What is a condition in Language Environment?

Language Environment defines a condition as any event that can require the attention of a running application or the HLL routine supporting the application. A condition is also known as an exception, interrupt, or signal. Language Environment makes it possible to respond to events that in the past might have caused a routine to abend, including hardware-detected errors or operating system-detected errors.

All of the following can generate a condition in Language Environment:
Hardware-detected errors
Also known as program interruptions, these are signaled by the central processing unit. Examples are the fixed-overflow and addressing exceptions. The operating system derives the error codes from the codes defined for the machine on which the application is running. The error codes differ from machine to machine.
Operating system-detected errors
These are software errors and are reported as abends. An example is an OPEN error.
Software-generated signals
Signals are conditions intentionally and explicitly created by Language Environment (using CEESGL), language library routines, language constructs (such as C's raise() or PL/I's SIGNAL), or user-written condition handling routines.

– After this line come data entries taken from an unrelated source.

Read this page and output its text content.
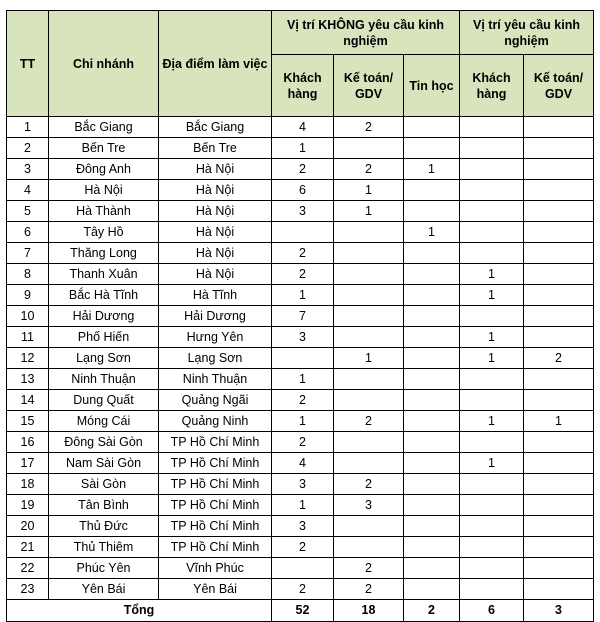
TT	Chi nhánh	Địa điểm làm việc	Vị trí KHÔNG yêu cầu kinh nghiệm			Vị trí yêu cầu kinh nghiệm	
			Khách hàng	Kế toán/ GDV	Tin học	Khách hàng	Kế toán/ GDV
1	Bắc Giang	Bắc Giang	4	2			
2	Bến Tre	Bến Tre	1				
3	Đông Anh	Hà Nội	2	2	1		
4	Hà Nội	Hà Nội	6	1			
5	Hà Thành	Hà Nội	3	1			
6	Tây Hồ	Hà Nội			1		
7	Thăng Long	Hà Nội	2				
8	Thanh Xuân	Hà Nội	2			1	
9	Bắc Hà Tĩnh	Hà Tĩnh	1			1	
10	Hải Dương	Hải Dương	7				
11	Phố Hiến	Hưng Yên	3			1	
12	Lạng Sơn	Lạng Sơn		1		1	2
13	Ninh Thuận	Ninh Thuận	1				
14	Dung Quất	Quảng Ngãi	2				
15	Móng Cái	Quảng Ninh	1	2		1	1
16	Đông Sài Gòn	TP Hồ Chí Minh	2				
17	Nam Sài Gòn	TP Hồ Chí Minh	4			1	
18	Sài Gòn	TP Hồ Chí Minh	3	2			
19	Tân Bình	TP Hồ Chí Minh	1	3			
20	Thủ Đức	TP Hồ Chí Minh	3				
21	Thủ Thiêm	TP Hồ Chí Minh	2				
22	Phúc Yên	Vĩnh Phúc		2			
23	Yên Bái	Yên Bái	2	2			
Tổng			52	18	2	6	3
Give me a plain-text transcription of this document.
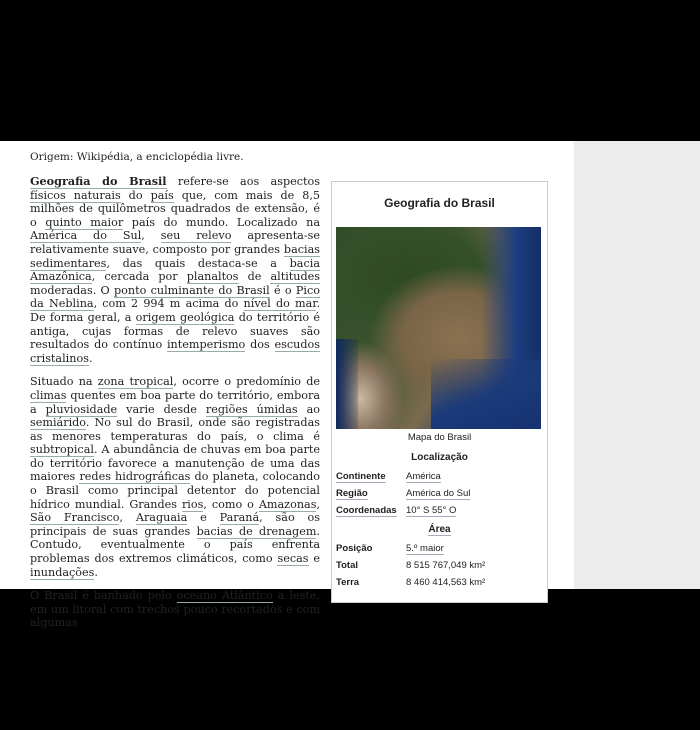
Origem: Wikipédia, a enciclopédia livre.

Geografia do Brasil refere-se aos aspectos físicos naturais do país que, com mais de 8,5 milhões de quilômetros quadrados de extensão, é o quinto maior país do mundo. Localizado na América do Sul, seu relevo apresenta-se relativamente suave, composto por grandes bacias sedimentares, das quais destaca-se a bacia Amazônica, cercada por planaltos de altitudes moderadas. O ponto culminante do Brasil é o Pico da Neblina, com 2 994 m acima do nível do mar. De forma geral, a origem geológica do território é antiga, cujas formas de relevo suaves são resultados do contínuo intemperismo dos escudos cristalinos.

Situado na zona tropical, ocorre o predomínio de climas quentes em boa parte do território, embora a pluviosidade varie desde regiões úmidas ao semiárido. No sul do Brasil, onde são registradas as menores temperaturas do país, o clima é subtropical. A abundância de chuvas em boa parte do território favorece a manutenção de uma das maiores redes hidrográficas do planeta, colocando o Brasil como principal detentor do potencial hídrico mundial. Grandes rios, como o Amazonas, São Francisco, Araguaia e Paraná, são os principais de suas grandes bacias de drenagem. Contudo, eventualmente o país enfrenta problemas dos extremos climáticos, como secas e inundações.

O Brasil é banhado pelo oceano Atlântico a leste, em um litoral com trechos pouco recortados e com algumas

Geografia do Brasil
Mapa do Brasil
Localização
Continente América
Região	América do Sul
Coordenadas 10° S 55° O
Área
Posição	5.º maior
Total	8 515 767,049 km²
Terra	8 460 414,563 km²
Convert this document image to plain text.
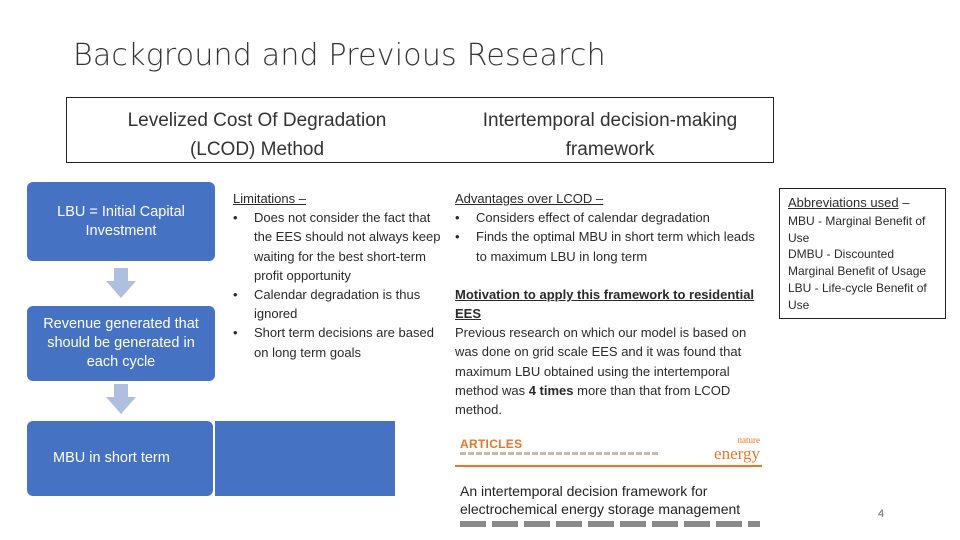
Background and Previous Research
Levelized Cost Of Degradation
(LCOD) Method
Intertemporal decision-making
framework
LBU = Initial Capital Investment
Revenue generated that should be generated in each cycle
MBU in short term
Limitations –
•	Does not consider the fact that the EES should not always keep waiting for the best short-term profit opportunity
•	Calendar degradation is thus ignored
•	Short term decisions are based on long term goals
Advantages over LCOD –
•	Considers effect of calendar degradation
•	Finds the optimal MBU in short term which leads to maximum LBU in long term
Motivation to apply this framework to residential EES
Previous research on which our model is based on was done on grid scale EES and it was found that maximum LBU obtained using the intertemporal method was 4 times more than that from LCOD method.
ARTICLES	nature
energy
An intertemporal decision framework for electrochemical energy storage management
Abbreviations used –
MBU - Marginal Benefit of Use
DMBU - Discounted Marginal Benefit of Usage
LBU - Life-cycle Benefit of Use
4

Under Language Environment, an exception is the original event, such as a hardware signal, software-detected event, or user-signaled event, that is a potential condition. Through the enablement step (described briefly in Steps in condition handling and in detail in Language Environment and HLL condition handling interactions), Language Environment might deem an exception to be a condition, at which point it can be handled by Language Environment, user-written condition handlers, if they are present, or HLL condition handling semantics.